Economists have been studying the labor-market consequences of immigration for over three decades. The vast literature that has emerged has brought new theoretical perspectives to labor economics and new empirical approaches to modeling labor-market. What the literature has not produced is consensus about how labor markets respond to immigrant inflows. Which types of workers lose from immigration and which types gain? How have different regions faired in response to the arrival of large numbers of foreign-born workers?

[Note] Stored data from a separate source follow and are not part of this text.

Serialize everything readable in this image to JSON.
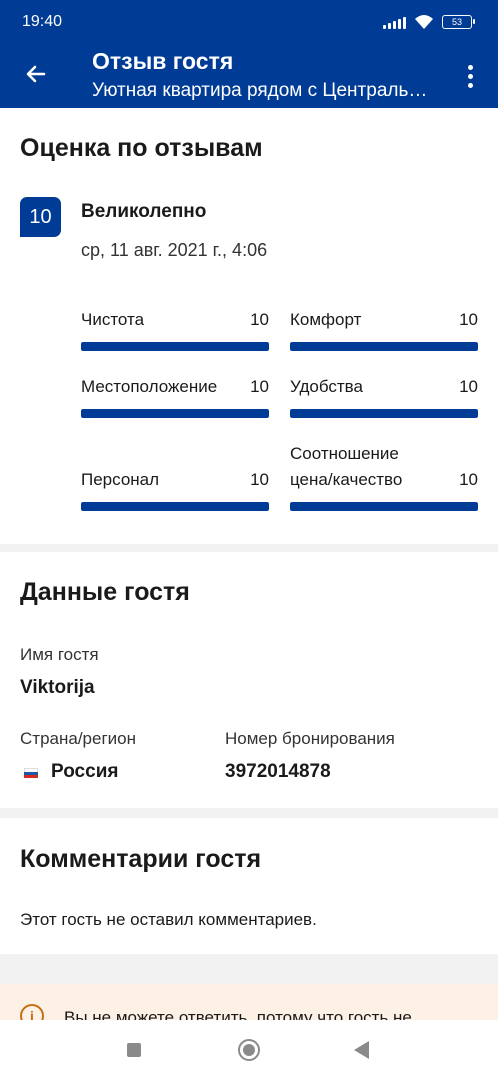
{
  "status_bar": {
    "time": "19:40",
    "battery": "53"
  },
  "app_bar": {
    "title": "Отзыв гостя",
    "subtitle": "Уютная квартира рядом с Центральным"
  },
  "rating_section": {
    "title": "Оценка по отзывам",
    "score": "10",
    "score_word": "Великолепно",
    "date": "ср, 11 авг. 2021 г., 4:06",
    "max_score": 10,
    "categories": [
      {
        "label": "Чистота",
        "value": "10"
      },
      {
        "label": "Комфорт",
        "value": "10"
      },
      {
        "label": "Местоположение",
        "value": "10"
      },
      {
        "label": "Удобства",
        "value": "10"
      },
      {
        "label": "Персонал",
        "value": "10"
      },
      {
        "label_line1": "Соотношение",
        "label_line2": "цена/качество",
        "value": "10"
      }
    ]
  },
  "guest_section": {
    "title": "Данные гостя",
    "name_label": "Имя гостя",
    "name": "Viktorija",
    "country_label": "Страна/регион",
    "country": "Россия",
    "booking_label": "Номер бронирования",
    "booking_number": "3972014878"
  },
  "comments_section": {
    "title": "Комментарии гостя",
    "text": "Этот гость не оставил комментариев."
  },
  "notice": {
    "icon": "i",
    "text": "Вы не можете ответить, потому что гость не"
  },
  "colors": {
    "brand": "#003b95",
    "bar_track": "#e6e6e6",
    "notice_bg": "#fdf0e4",
    "notice_accent": "#c46f15"
  }
}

Estimates of the impact of immigration on the wages of native-born workers appear to depend on how one defines the geographic scope of labor markets, skill groups within these labor markets, and the interchangeability of native- and foreign-born workers on the job. This variation in results suggests that there are features of regional or national labor markets that condition how they adjust to inflows of immigrant workers. Without a deeper understanding of these adjustment mechanisms, we cannot say how immigration affects regional or national labor-market outcomes.

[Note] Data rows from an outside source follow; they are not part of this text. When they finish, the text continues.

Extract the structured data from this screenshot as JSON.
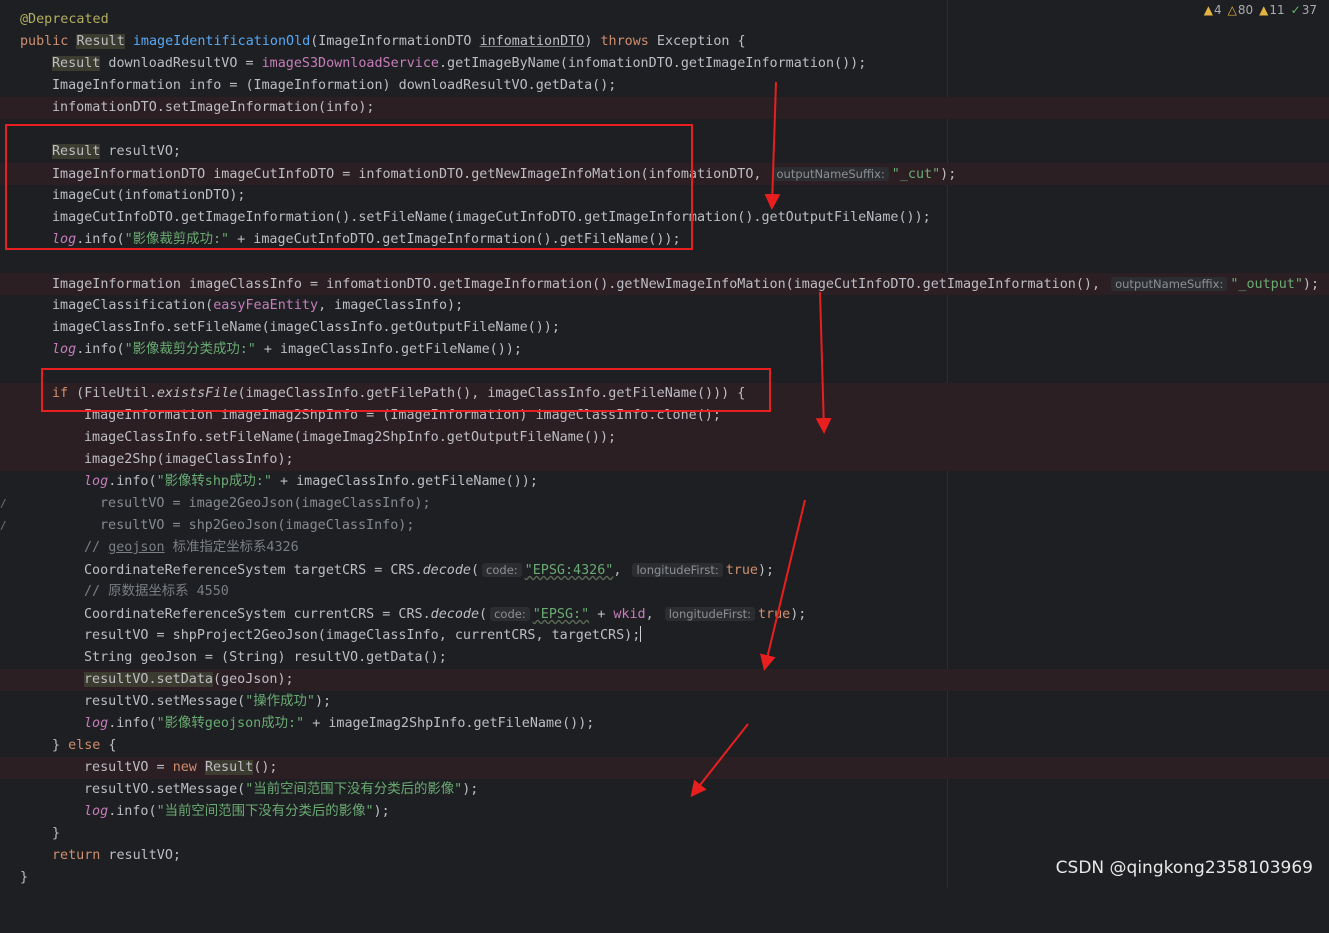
{
  "indicators": {
    "warnings": "4",
    "weak_warnings": "80",
    "typos": "11",
    "ok": "37"
  },
  "watermark": "CSDN @qingkong2358103969",
  "colors": {
    "annotation_box": "#e81f1f",
    "arrow": "#e81f1f"
  },
  "code": {
    "l1": {
      "annotation": "@Deprecated"
    },
    "l2": {
      "kw_public": "public ",
      "type": "Result",
      "name": "imageIdentificationOld",
      "params_a": "(ImageInformationDTO ",
      "param": "infomationDTO",
      "params_b": ") ",
      "kw_throws": "throws",
      "tail": " Exception {"
    },
    "l3": {
      "type": "Result",
      "a": " downloadResultVO = ",
      "field": "imageS3DownloadService",
      "b": ".getImageByName(infomationDTO.getImageInformation());"
    },
    "l4": {
      "text": "ImageInformation info = (ImageInformation) downloadResultVO.getData();"
    },
    "l5": {
      "text": "infomationDTO.setImageInformation(info);"
    },
    "l7": {
      "type": "Result",
      "a": " resultVO;"
    },
    "l8": {
      "a": "ImageInformationDTO imageCutInfoDTO = infomationDTO.getNewImageInfoMation(infomationDTO, ",
      "hint": "outputNameSuffix:",
      "str": "\"_cut\"",
      "b": ");"
    },
    "l9": {
      "text": "imageCut(infomationDTO);"
    },
    "l10": {
      "text": "imageCutInfoDTO.getImageInformation().setFileName(imageCutInfoDTO.getImageInformation().getOutputFileName());"
    },
    "l11": {
      "log": "log",
      "a": ".info(",
      "str": "\"影像裁剪成功:\"",
      "b": " + imageCutInfoDTO.getImageInformation().getFileName());"
    },
    "l13": {
      "a": "ImageInformation imageClassInfo = infomationDTO.getImageInformation().getNewImageInfoMation(imageCutInfoDTO.getImageInformation(), ",
      "hint": "outputNameSuffix:",
      "str": "\"_output\"",
      "b": ");"
    },
    "l14": {
      "a": "imageClassification(",
      "field": "easyFeaEntity",
      "b": ", imageClassInfo);"
    },
    "l15": {
      "text": "imageClassInfo.setFileName(imageClassInfo.getOutputFileName());"
    },
    "l16": {
      "log": "log",
      "a": ".info(",
      "str": "\"影像裁剪分类成功:\"",
      "b": " + imageClassInfo.getFileName());"
    },
    "l18": {
      "kw": "if",
      "a": " (FileUtil.",
      "static": "existsFile",
      "b": "(imageClassInfo.getFilePath(), imageClassInfo.getFileName())) {"
    },
    "l19": {
      "text": "ImageInformation imageImag2ShpInfo = (ImageInformation) imageClassInfo.clone();"
    },
    "l20": {
      "text": "imageClassInfo.setFileName(imageImag2ShpInfo.getOutputFileName());"
    },
    "l21": {
      "text": "image2Shp(imageClassInfo);"
    },
    "l22": {
      "log": "log",
      "a": ".info(",
      "str": "\"影像转shp成功:\"",
      "b": " + imageClassInfo.getFileName());"
    },
    "l23": {
      "text": "resultVO = image2GeoJson(imageClassInfo);"
    },
    "l24": {
      "text": "resultVO = shp2GeoJson(imageClassInfo);"
    },
    "l25": {
      "a": "// ",
      "u": "geojson",
      "b": " 标准指定坐标系4326"
    },
    "l26": {
      "a": "CoordinateReferenceSystem targetCRS = CRS.",
      "static": "decode",
      "b": "(",
      "hint1": "code:",
      "str": "\"EPSG:4326\"",
      "c": ", ",
      "hint2": "longitudeFirst:",
      "kw": "true",
      "d": ");"
    },
    "l27": {
      "text": "// 原数据坐标系 4550"
    },
    "l28": {
      "a": "CoordinateReferenceSystem currentCRS = CRS.",
      "static": "decode",
      "b": "(",
      "hint1": "code:",
      "str": "\"EPSG:\"",
      "c": " + ",
      "field": "wkid",
      "d": ", ",
      "hint2": "longitudeFirst:",
      "kw": "true",
      "e": ");"
    },
    "l29": {
      "text": "resultVO = shpProject2GeoJson(imageClassInfo, currentCRS, targetCRS);"
    },
    "l30": {
      "text": "String geoJson = (String) resultVO.getData();"
    },
    "l31": {
      "hl": "resultVO.setData",
      "b": "(geoJson);"
    },
    "l32": {
      "a": "resultVO.setMessage(",
      "str": "\"操作成功\"",
      "b": ");"
    },
    "l33": {
      "log": "log",
      "a": ".info(",
      "str": "\"影像转geojson成功:\"",
      "b": " + imageImag2ShpInfo.getFileName());"
    },
    "l34": {
      "a": "} ",
      "kw": "else",
      "b": " {"
    },
    "l35": {
      "a": "resultVO = ",
      "kw": "new",
      "sp": " ",
      "type": "Result",
      "b": "();"
    },
    "l36": {
      "a": "resultVO.setMessage(",
      "str": "\"当前空间范围下没有分类后的影像\"",
      "b": ");"
    },
    "l37": {
      "log": "log",
      "a": ".info(",
      "str": "\"当前空间范围下没有分类后的影像\"",
      "b": ");"
    },
    "l38": {
      "text": "}"
    },
    "l39": {
      "kw": "return",
      "a": " resultVO;"
    },
    "l40": {
      "text": "}"
    }
  }
}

Professors Ariel Burstein and Jonathan Vogel contribute to research on the labor-market consequences of immigration by marrying theoretical insights from international trade with empirical methods from labor economics. In a paper entitled “Tradability and the Labor-Market Impact of Immigration: Theory and Evidence from the U.S.,” they show empirically and theoretically how differences in the tradability of occupational services—think software programmers or manufacturing assembly-line workers as being on the tradable end, and dentists or janitors as being on the non-tradable end—create variation both within and between regions in how labor markets respond to an influx of immigrant workers. The more specialized a regional economy is in tradable activities, the more that economy can absorb an inflow of immigrant labor without creating strong pressures on local wages. For example, Silicon Valley can use the arrival of foreign-born engineers to expand its exports of IT services, the region may see only modest changes in its average wages following an immigration-induced increase in local labor supply.

As a result, native-born workers will vary in their exposure to immigration according how specialized their skills are in the occupations that attract foreign-born labor. A worker in construction, a sector with high immigrant presence, is likely to be more exposed to immigration inflows than is a worker in mail distribution, a sector with low immigrant presence. Burstein and Vogel’s project involve theoretical modeling of the U.S. economy, empirical estimation of the model using data on U.S. local labor markets, and quantitative modeling that characterizes impacts by region and occupation of counterfactual changes in U.S. immigration policy.